Whenever you travel down Ebenezer Creek in a kayak or boat, you witness the natural beauty of the strong cypress that stand tall in the water, and beyond the bank you can see the pine trees that sway in the cool Georgia breeze. These trees are a major part of the history of the coastal lowlands.

After the Salzburgers left Old Ebenezer in 1736, General James Oglethorpe sent forty indentured German servants to set up a saw mill on the site instead. This saw mill is believed to be the first one in Georgia. Its establishment was the first breath of an industry that would provide for many families in Georgia, especially in Effingham County. The location for the site of Old Ebenezer is not exactly known, but in 1847 William Bacon Steven described its location as “in the forks of Little Ebenezer and Ebenezer Creeks”. Today, visitors, who travel down Log Landing Road from GA Highway 21, can still see the frame of an old shed that contains some wooden material. That dilapidated shed is the only remains of this old saw mills presence.


Saw mills were very important to early settlers.
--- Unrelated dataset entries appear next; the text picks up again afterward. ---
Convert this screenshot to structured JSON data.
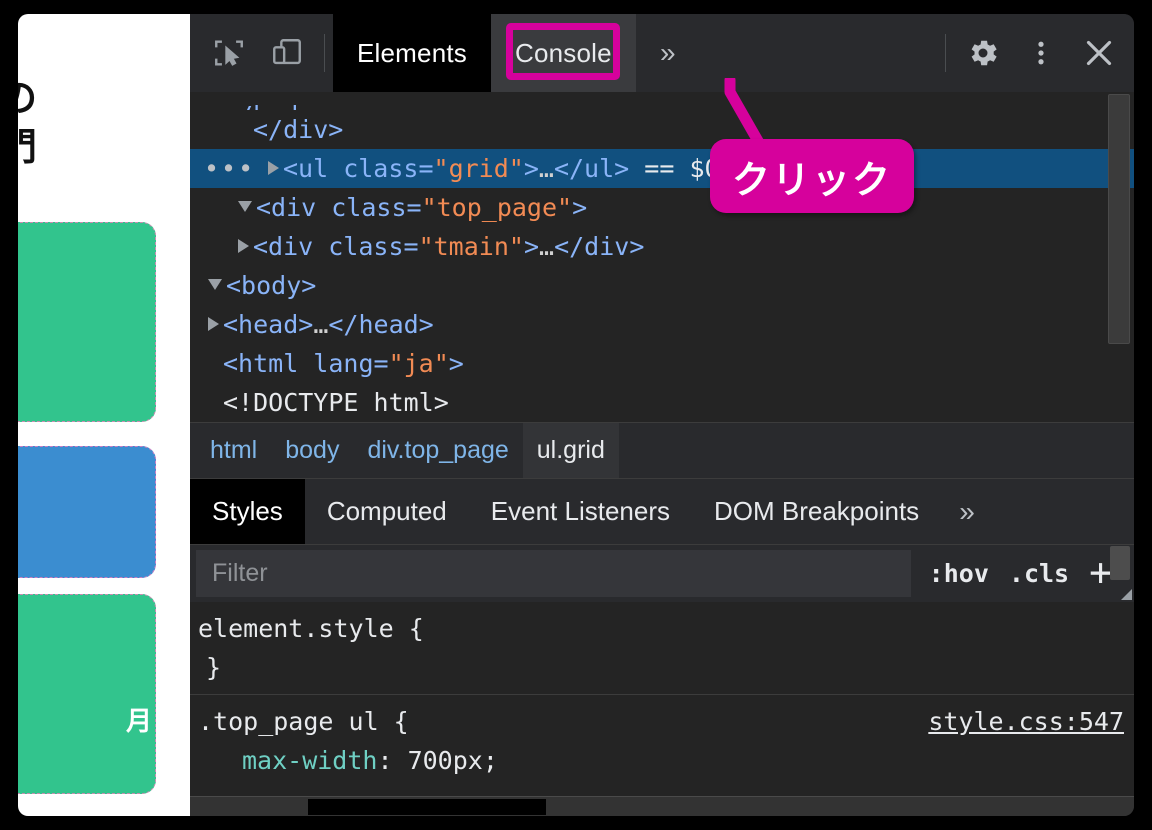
{
  "page": {
    "heading_lines": [
      "めの",
      "入門"
    ],
    "cards": [
      {
        "name": "card-green-top",
        "color": "#32c48d",
        "label": ""
      },
      {
        "name": "card-blue",
        "color": "#3b8dd0",
        "label": ""
      },
      {
        "name": "card-green-bottom",
        "color": "#32c48d",
        "label": "月"
      }
    ]
  },
  "devtools": {
    "toolbar": {
      "inspect_icon": "inspect-element-icon",
      "device_icon": "device-toolbar-icon",
      "tabs": [
        {
          "label": "Elements",
          "active": true
        },
        {
          "label": "Console",
          "active": false,
          "highlighted": true
        }
      ],
      "more_tabs": "»",
      "settings_icon": "gear-icon",
      "menu_icon": "three-dot-menu-icon",
      "close_icon": "close-icon"
    },
    "callout": {
      "text": "クリック",
      "color": "#d6019c"
    },
    "dom_tree": {
      "lines": [
        {
          "indent": 0,
          "arrow": "none",
          "parts": [
            {
              "t": "<!DOCTYPE html>",
              "c": "doc"
            }
          ]
        },
        {
          "indent": 0,
          "arrow": "none",
          "parts": [
            {
              "t": "<html lang=",
              "c": "tag"
            },
            {
              "t": "\"ja\"",
              "c": "val"
            },
            {
              "t": ">",
              "c": "tag"
            }
          ]
        },
        {
          "indent": 0,
          "arrow": "closed",
          "parts": [
            {
              "t": "<head>",
              "c": "tag"
            },
            {
              "t": "…",
              "c": "txt"
            },
            {
              "t": "</head>",
              "c": "tag"
            }
          ]
        },
        {
          "indent": 0,
          "arrow": "open",
          "parts": [
            {
              "t": "<body>",
              "c": "tag"
            }
          ]
        },
        {
          "indent": 1,
          "arrow": "closed",
          "parts": [
            {
              "t": "<div class=",
              "c": "tag"
            },
            {
              "t": "\"tmain\"",
              "c": "val"
            },
            {
              "t": ">",
              "c": "tag"
            },
            {
              "t": "…",
              "c": "txt"
            },
            {
              "t": "</div>",
              "c": "tag"
            }
          ]
        },
        {
          "indent": 1,
          "arrow": "open",
          "parts": [
            {
              "t": "<div class=",
              "c": "tag"
            },
            {
              "t": "\"top_page\"",
              "c": "val"
            },
            {
              "t": ">",
              "c": "tag"
            }
          ]
        },
        {
          "indent": 2,
          "arrow": "closed",
          "selected": true,
          "dots": "•••",
          "parts": [
            {
              "t": "<ul class=",
              "c": "tag"
            },
            {
              "t": "\"grid\"",
              "c": "val"
            },
            {
              "t": ">",
              "c": "tag"
            },
            {
              "t": "…",
              "c": "txt"
            },
            {
              "t": "</ul>",
              "c": "tag"
            },
            {
              "t": " == ",
              "c": "dollar"
            },
            {
              "t": "$0",
              "c": "dollar"
            }
          ]
        },
        {
          "indent": 1,
          "arrow": "none",
          "parts": [
            {
              "t": "</div>",
              "c": "tag"
            }
          ]
        },
        {
          "indent": 0,
          "arrow": "none",
          "clipped": true,
          "parts": [
            {
              "t": "</body>",
              "c": "tag"
            }
          ]
        }
      ]
    },
    "breadcrumb": [
      {
        "label": "html",
        "active": false
      },
      {
        "label": "body",
        "active": false
      },
      {
        "label": "div.top_page",
        "active": false
      },
      {
        "label": "ul.grid",
        "active": true
      }
    ],
    "sidebar_tabs": [
      {
        "label": "Styles",
        "active": true
      },
      {
        "label": "Computed",
        "active": false
      },
      {
        "label": "Event Listeners",
        "active": false
      },
      {
        "label": "DOM Breakpoints",
        "active": false
      },
      {
        "label": "»",
        "active": false,
        "more": true
      }
    ],
    "filter": {
      "placeholder": "Filter",
      "value": "",
      "hov_label": ":hov",
      "cls_label": ".cls",
      "add_label": "+"
    },
    "style_rules": [
      {
        "selector": "element.style {",
        "source": "",
        "declarations": [],
        "closing": "}"
      },
      {
        "selector": ".top_page ul {",
        "source": "style.css:547",
        "declarations": [
          {
            "prop": "max-width",
            "value": "700px;"
          }
        ],
        "closing": ""
      }
    ]
  }
}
At New Ebenezer, the Salzburgers installed a mill with two saws that could produce up to one thousand boards per day. The lumber that was processed through these mills was then sent down Ebenezer Creek to the Savannah River where it would be shipped to different ports along the coast.

Many bridges were built and used to transport timber out of and through the coastal lowlands. You can see old train trestles and logging road bridges throughout Ebenezer Creek and the surrounding swamp. Many of these bridges were made from roughhewn cypress piers and the supports are still standing today.
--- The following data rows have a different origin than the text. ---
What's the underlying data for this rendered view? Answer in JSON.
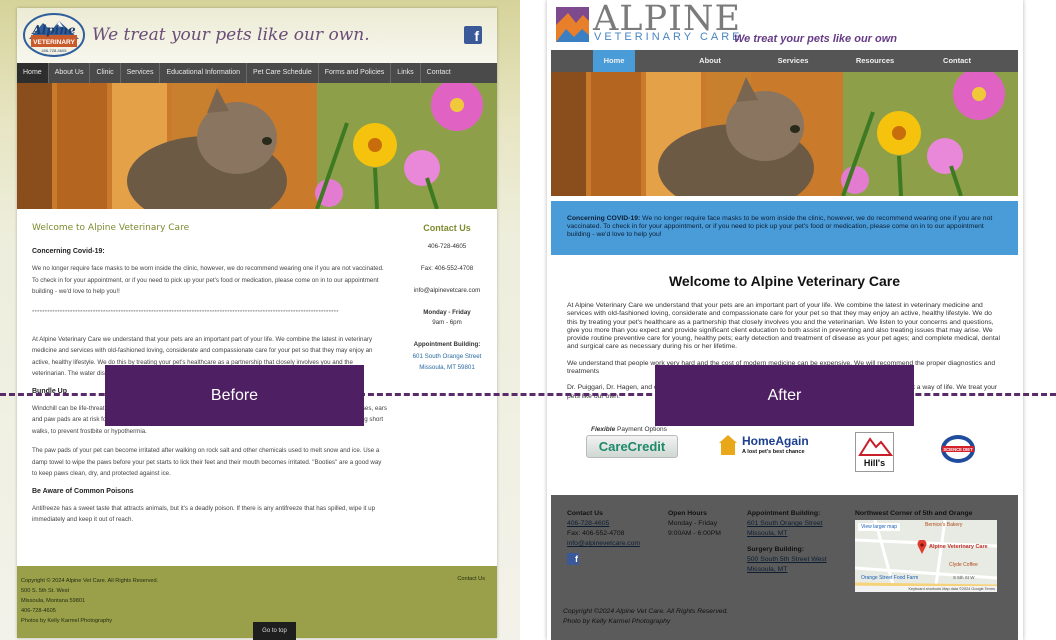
{
  "labels": {
    "before": "Before",
    "after": "After"
  },
  "before": {
    "logo_brand": "Alpine",
    "logo_sub": "VETERINARY",
    "logo_phone": "406-728-4605",
    "tagline": "We treat your pets like our own.",
    "fb_icon": "f",
    "nav": [
      "Home",
      "About Us",
      "Clinic",
      "Services",
      "Educational Information",
      "Pet Care Schedule",
      "Forms and Policies",
      "Links",
      "Contact"
    ],
    "heading": "Welcome to Alpine Veterinary Care",
    "covid_title": "Concerning Covid-19:",
    "covid_text": "We no longer require face masks to be worn inside the clinic, however, we do recommend wearing one if you are not vaccinated. To check in for your appointment, or if you need to pick up your pet's food or medication, please come on in to our appointment building - we'd love to help you!!",
    "stars": "*************************************************************************************************************************",
    "intro_text": "At Alpine Veterinary Care we understand that your pets are an important part of your life. We combine the latest in veterinary medicine and services with old-fashioned loving, considerate and compassionate care for your pet so that they may enjoy an active, healthy lifestyle. We do this by treating your pet's healthcare as a partnership that closely involves you and the veterinarian. The water dish should not be used by pets in winter and should be made of plastic instead of metal.",
    "bundle_title": "Bundle Up",
    "bundle_text": "Windchill can be life-threatening to your pet, no matter what the temperature.  During cold snaps, any exposed skin on noses, ears and paw pads are at risk for frostbite and hypothermia.  Short-haired dogs may benefit from wearing a sweater, even during short walks, to prevent frostbite or hypothermia.",
    "paws_text": "The paw pads of your pet can become irritated after walking on rock salt and other chemicals used to melt snow and ice.  Use a damp towel to wipe the paws before your pet starts to lick their feet and their mouth becomes irritated.  \"Booties\" are a good way to keep paws clean, dry, and protected against ice.",
    "common_title": "Be Aware of Common Poisons",
    "common_text": "Antifreeze has a sweet taste that attracts animals, but it's a deadly poison.  If there is any antifreeze that has spilled, wipe it up immediately and keep it out of reach.",
    "sidebar": {
      "title": "Contact Us",
      "phone": "406-728-4605",
      "fax": "Fax: 406-552-4708",
      "email": "info@alpinevetcare.com",
      "hours_day": "Monday - Friday",
      "hours_time": "9am - 6pm",
      "appt_title": "Appointment Building:",
      "appt_addr1": "601 South Orange Street",
      "appt_addr2": "Missoula, MT 59801"
    },
    "footer": {
      "copyright": "Copyright © 2024 Alpine Vet Care. All Rights Reserved.",
      "addr1": "500 S. 5th St. West",
      "addr2": "Missoula, Montana 59801",
      "phone": "406-728-4605",
      "photos": "Photos by Kelly Karmel Photography",
      "contact_link": "Contact Us"
    },
    "go_top": "Go to top"
  },
  "after": {
    "brand": "ALPINE",
    "brand_sub": "VETERINARY CARE",
    "tagline": "We treat your pets like our own",
    "nav": [
      "Home",
      "About",
      "Services",
      "Resources",
      "Contact"
    ],
    "covid_title": "Concerning COVID-19:",
    "covid_text": " We no longer require face masks to be worn inside the clinic, however, we do recommend wearing one if you are not vaccinated. To check in for your appointment, or if you need to pick up your pet's food or medication, please come on in to our appointment building - we'd love to help you!",
    "heading": "Welcome to Alpine Veterinary Care",
    "intro_text": "At Alpine Veterinary Care we understand that your pets are an important part of your life. We combine the latest in veterinary medicine and services with old-fashioned loving, considerate and compassionate care for your pet so that they may enjoy an active, healthy lifestyle. We do this by treating your pet's healthcare as a partnership that closely involves you and the veterinarian. We listen to your concerns and questions, give you more than you expect and provide significant client education to both assist in preventing and also treating issues that may arise. We provide routine preventive care for young, healthy pets; early detection and treatment of disease as your pet ages; and complete medical, dental and surgical care as necessary during his or her lifetime.",
    "cost_text": "We understand that people work very hard and the cost of modern medicine can be expensive. We will recommend the proper diagnostics and treatments",
    "doctors_text": "Dr. Puiggari, Dr. Hagen, and our staff believe that providing excellent veterinary care for your pet is not just a job but a way of life. We treat your pets like our own.",
    "partners": {
      "flex_prefix": "Flexible",
      "flex_label": "Payment Options",
      "carecredit": "CareCredit",
      "homeagain": "HomeAgain",
      "homeagain_sub": "A lost pet's best chance",
      "hills": "Hill's",
      "science_diet": "SCIENCE DIET"
    },
    "footer": {
      "contact_title": "Contact Us",
      "phone": "406-728-4605",
      "fax": "Fax: 406-552-4708",
      "email": "info@alpinevetcare.com",
      "hours_title": "Open Hours",
      "hours_day": "Monday - Friday",
      "hours_time": "9:00AM - 6:00PM",
      "appt_title": "Appointment Building:",
      "appt_addr1": "601 South Orange Street",
      "appt_addr2": "Missoula, MT",
      "surgery_title": "Surgery Building:",
      "surgery_addr1": "500 South 5th Street West",
      "surgery_addr2": "Missoula, MT",
      "map_title": "Northwest Corner of 5th and Orange",
      "map_larger": "View larger map",
      "map_bakery": "Bernice's Bakery",
      "map_pin": "Alpine Veterinary Care",
      "map_clyde": "Clyde Coffee",
      "map_street": "Orange Street Food Farm",
      "map_5th": "S 5th St W",
      "map_credits": "Keyboard shortcuts   Map data ©2024 Google   Terms",
      "copyright": "Copyright ©2024 Alpine Vet Care. All Rights Reserved.",
      "photos": "Photo by Kelly Karmel Photography"
    }
  }
}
These bridges found along Ebenezer Creek were very important. During Reconstruction, many people in the South were rebuilding their homes and farms destroyed during the Civil War. Timber harvesting became a vital industry. The timber that was cut and then transported along these logging bridges was used for building and repairing everything from , carts, and hay rakes, to plantation homes. Effingham County used the abundance of forests in this area to their advantage to stabilize the local economy after the depression in the South caused by the war. Ebenezer Creek was greatly important at this time because it allowed the harvested timber to be processed by locals and then shipped to various locations throughout the country and world.